Further criticism concerns the diaries using one item per construct. We agree that it would be desirable to have at least three items per construct, reducing measurement error and allowing for the calculation of internal consistency as a more traditional aspect of reliability. However, this would have tripled the daily burden for participants, thereby increasing the risk of dropout, particularly given the long period of investigation in our study. Also, one-item scales in diary studies are well-established (e. g., Brose et al., 2012; Goetz et al., 2014).

Concerning our selection of constructs, many other sources of variance in IM and EM in the morning have not been measured in the present study. To name just a few, sleep (Wrzus et al., 2014), social conflicts (Volmer et al., 2012), and individual differences such as perfectionism (Harper et al., 2020) or cultural identification (Perunovic et al., 2011) have all been found to be influential for daily motivation, but could not be controlled in the present study.

Lastly, the number of participants (N = 105) may be regarded as small and insufficient to provide evidence for generalizations. However, as the focus of this study was on within-subject processes, one has to bear in mind that for each participant, up to 154 measurement points were used in the analyses, resulting in a total amount of 9,402 measurement points.

Implications

Although we certainly need more research in order to replicate our findings, there are several implications for theory and practice to be drawn from the present study. Concerning theory development, the process model of SRL (Schmitz & Wiese, 2006) might need more specific assumptions. While it includes a plentitude of constructs that are well established predictors of successful learning, it lacks directed, quantified, and falsifiable predictions concerning the interplay between these constructs. Future studies should therefore investigate in more depth all possible combinations of SRL components to derive more precise predictions, including possible mediation effects. Concerning implications for practice, our findings might inform the development of interventions: Teaching students about the relationships between SRL components and motivation has been shown to help them to better regulate their motivation (e. g., Bellhäuser et al., 2016; Dörrenbächer & Perels, 2016). Specifically, students could be trained to monitor their time investment, as we found a positive direct effect on IM (in the non-lecture period) but also an undesirable positive effect on EM (in both periods). Students should therefore choose wisely whether increasing their time investment is a good strategy in situations where they were dissatisfied with their own accomplishments the day before.

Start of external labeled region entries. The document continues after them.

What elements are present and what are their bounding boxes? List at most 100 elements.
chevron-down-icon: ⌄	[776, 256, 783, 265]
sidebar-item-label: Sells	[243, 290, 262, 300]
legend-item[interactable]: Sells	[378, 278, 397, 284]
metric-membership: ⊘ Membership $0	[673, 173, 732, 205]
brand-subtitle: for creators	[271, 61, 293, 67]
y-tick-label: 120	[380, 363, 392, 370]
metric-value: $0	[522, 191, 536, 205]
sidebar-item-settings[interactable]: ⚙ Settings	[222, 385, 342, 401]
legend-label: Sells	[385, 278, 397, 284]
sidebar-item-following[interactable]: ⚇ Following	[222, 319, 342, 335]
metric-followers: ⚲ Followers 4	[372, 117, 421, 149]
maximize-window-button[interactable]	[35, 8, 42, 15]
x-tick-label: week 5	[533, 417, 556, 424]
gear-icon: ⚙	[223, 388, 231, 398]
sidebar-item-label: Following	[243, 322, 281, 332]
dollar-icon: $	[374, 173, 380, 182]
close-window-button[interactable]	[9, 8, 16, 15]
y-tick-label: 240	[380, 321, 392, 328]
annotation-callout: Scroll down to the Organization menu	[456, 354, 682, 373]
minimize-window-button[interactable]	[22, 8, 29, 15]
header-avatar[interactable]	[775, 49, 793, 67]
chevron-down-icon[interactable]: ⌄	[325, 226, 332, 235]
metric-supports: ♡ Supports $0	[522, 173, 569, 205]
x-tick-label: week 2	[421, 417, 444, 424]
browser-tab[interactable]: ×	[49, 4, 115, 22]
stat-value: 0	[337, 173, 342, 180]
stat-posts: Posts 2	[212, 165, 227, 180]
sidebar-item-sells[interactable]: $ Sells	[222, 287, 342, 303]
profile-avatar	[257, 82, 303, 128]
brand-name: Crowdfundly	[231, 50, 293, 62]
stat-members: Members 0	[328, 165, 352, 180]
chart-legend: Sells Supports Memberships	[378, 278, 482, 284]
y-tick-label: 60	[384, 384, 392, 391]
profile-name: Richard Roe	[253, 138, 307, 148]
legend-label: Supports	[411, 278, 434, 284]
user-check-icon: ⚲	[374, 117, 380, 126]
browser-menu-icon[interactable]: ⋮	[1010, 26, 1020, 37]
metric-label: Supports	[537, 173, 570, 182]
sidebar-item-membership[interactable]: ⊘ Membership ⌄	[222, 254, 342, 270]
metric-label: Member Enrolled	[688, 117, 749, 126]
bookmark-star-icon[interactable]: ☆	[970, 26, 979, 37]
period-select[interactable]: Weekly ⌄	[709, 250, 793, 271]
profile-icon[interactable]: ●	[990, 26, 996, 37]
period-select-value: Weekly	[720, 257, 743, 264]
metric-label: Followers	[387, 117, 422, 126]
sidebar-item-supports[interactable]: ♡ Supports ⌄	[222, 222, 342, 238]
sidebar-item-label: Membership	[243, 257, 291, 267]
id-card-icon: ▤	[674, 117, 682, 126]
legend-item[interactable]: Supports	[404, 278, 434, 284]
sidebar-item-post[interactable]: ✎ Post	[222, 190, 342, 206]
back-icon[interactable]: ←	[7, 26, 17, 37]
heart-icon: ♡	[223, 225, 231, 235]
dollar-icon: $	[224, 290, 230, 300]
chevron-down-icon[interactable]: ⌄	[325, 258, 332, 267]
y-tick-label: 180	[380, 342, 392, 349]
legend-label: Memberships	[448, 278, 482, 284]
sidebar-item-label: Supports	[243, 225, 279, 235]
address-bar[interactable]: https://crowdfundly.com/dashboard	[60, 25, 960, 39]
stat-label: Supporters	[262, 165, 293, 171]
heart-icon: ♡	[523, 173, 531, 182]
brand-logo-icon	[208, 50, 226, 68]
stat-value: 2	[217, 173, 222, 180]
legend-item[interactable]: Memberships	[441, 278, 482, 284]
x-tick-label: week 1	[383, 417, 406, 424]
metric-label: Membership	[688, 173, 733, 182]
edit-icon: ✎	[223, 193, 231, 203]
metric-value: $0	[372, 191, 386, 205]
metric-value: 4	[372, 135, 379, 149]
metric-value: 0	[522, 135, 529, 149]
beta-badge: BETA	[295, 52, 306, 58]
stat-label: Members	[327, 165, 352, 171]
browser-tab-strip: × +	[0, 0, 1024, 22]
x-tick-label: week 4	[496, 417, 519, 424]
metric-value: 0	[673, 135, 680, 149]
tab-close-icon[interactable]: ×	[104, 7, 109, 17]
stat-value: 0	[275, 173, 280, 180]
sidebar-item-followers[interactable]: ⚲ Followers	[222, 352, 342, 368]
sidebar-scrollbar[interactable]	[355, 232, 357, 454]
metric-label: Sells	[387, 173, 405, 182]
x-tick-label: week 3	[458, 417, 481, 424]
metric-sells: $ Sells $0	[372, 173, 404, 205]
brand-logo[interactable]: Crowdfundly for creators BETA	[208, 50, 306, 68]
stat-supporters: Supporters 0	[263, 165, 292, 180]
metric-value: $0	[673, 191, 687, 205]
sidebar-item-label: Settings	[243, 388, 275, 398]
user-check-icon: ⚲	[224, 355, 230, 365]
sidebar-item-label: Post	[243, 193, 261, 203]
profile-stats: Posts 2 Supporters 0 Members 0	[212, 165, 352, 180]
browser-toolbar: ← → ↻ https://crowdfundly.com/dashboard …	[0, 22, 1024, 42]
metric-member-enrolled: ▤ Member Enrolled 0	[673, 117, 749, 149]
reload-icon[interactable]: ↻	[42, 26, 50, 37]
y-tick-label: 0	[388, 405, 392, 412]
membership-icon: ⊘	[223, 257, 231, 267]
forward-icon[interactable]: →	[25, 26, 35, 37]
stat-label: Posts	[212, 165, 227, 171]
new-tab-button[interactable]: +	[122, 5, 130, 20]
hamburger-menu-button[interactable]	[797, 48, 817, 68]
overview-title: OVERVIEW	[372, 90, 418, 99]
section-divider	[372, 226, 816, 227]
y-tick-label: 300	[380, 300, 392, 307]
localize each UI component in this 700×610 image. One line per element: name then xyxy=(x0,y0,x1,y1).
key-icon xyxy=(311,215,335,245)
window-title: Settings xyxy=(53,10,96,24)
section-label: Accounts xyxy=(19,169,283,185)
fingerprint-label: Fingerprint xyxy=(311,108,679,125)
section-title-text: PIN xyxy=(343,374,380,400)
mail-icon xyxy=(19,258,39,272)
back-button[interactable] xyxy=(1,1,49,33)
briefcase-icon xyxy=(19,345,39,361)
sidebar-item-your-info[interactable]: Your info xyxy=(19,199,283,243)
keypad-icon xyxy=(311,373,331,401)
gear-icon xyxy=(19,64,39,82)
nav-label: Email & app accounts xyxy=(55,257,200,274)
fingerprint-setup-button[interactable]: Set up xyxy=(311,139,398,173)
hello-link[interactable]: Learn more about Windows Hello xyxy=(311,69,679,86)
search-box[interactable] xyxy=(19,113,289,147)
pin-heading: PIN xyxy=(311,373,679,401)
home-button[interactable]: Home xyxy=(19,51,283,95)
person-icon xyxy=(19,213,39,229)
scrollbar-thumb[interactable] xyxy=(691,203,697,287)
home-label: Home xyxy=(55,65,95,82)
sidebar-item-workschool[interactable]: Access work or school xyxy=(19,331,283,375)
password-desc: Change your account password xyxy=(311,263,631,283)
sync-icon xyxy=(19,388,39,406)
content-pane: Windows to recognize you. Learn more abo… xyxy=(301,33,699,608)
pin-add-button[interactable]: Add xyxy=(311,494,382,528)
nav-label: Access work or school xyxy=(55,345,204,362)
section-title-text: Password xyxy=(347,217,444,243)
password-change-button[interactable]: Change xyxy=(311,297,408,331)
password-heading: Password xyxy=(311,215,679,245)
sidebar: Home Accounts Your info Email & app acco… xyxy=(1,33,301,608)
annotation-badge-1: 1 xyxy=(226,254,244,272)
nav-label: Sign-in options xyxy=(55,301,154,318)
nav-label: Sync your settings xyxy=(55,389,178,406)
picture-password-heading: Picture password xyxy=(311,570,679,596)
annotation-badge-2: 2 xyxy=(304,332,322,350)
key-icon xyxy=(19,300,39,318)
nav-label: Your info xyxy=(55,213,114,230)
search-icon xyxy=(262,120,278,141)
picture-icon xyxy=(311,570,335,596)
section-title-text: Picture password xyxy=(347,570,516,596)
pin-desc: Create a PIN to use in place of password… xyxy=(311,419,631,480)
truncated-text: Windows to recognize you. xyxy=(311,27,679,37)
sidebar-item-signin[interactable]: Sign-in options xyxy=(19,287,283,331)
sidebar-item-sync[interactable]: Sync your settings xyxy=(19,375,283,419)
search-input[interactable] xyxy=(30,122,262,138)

Beyond informing trainings, our findings could be useful in the context of online learning diaries: Implementing automatic individual feedback within the diary as a form of targeted micro-intervention could serve the purpose of detecting unfavorable motivational states and provide immediate advice for learners about feasible strategies in their situation. A comparable approach has been implemented by Wäschle, Lachner, et al. (2014), who integrated visual feedback in form of a dynamic line chart into a learning diary.

Conclusion

Longitudinal diary studies are in our view still the best method for providing ecologically valid data about students’ daily SRL processes. Using diary data from 105 students, surveyed over an entire semester at university, we successfully demonstrated a central assumption of the process model of SRL (Schmitz & Wiese, 2006): The effects of many SRL components from one day on academic motivation on the following day are at least partially mediated through study satisfaction. As our data further show, it is worthwhile investigating long periods such as an entire semester because relationships between SRL components can vary over time.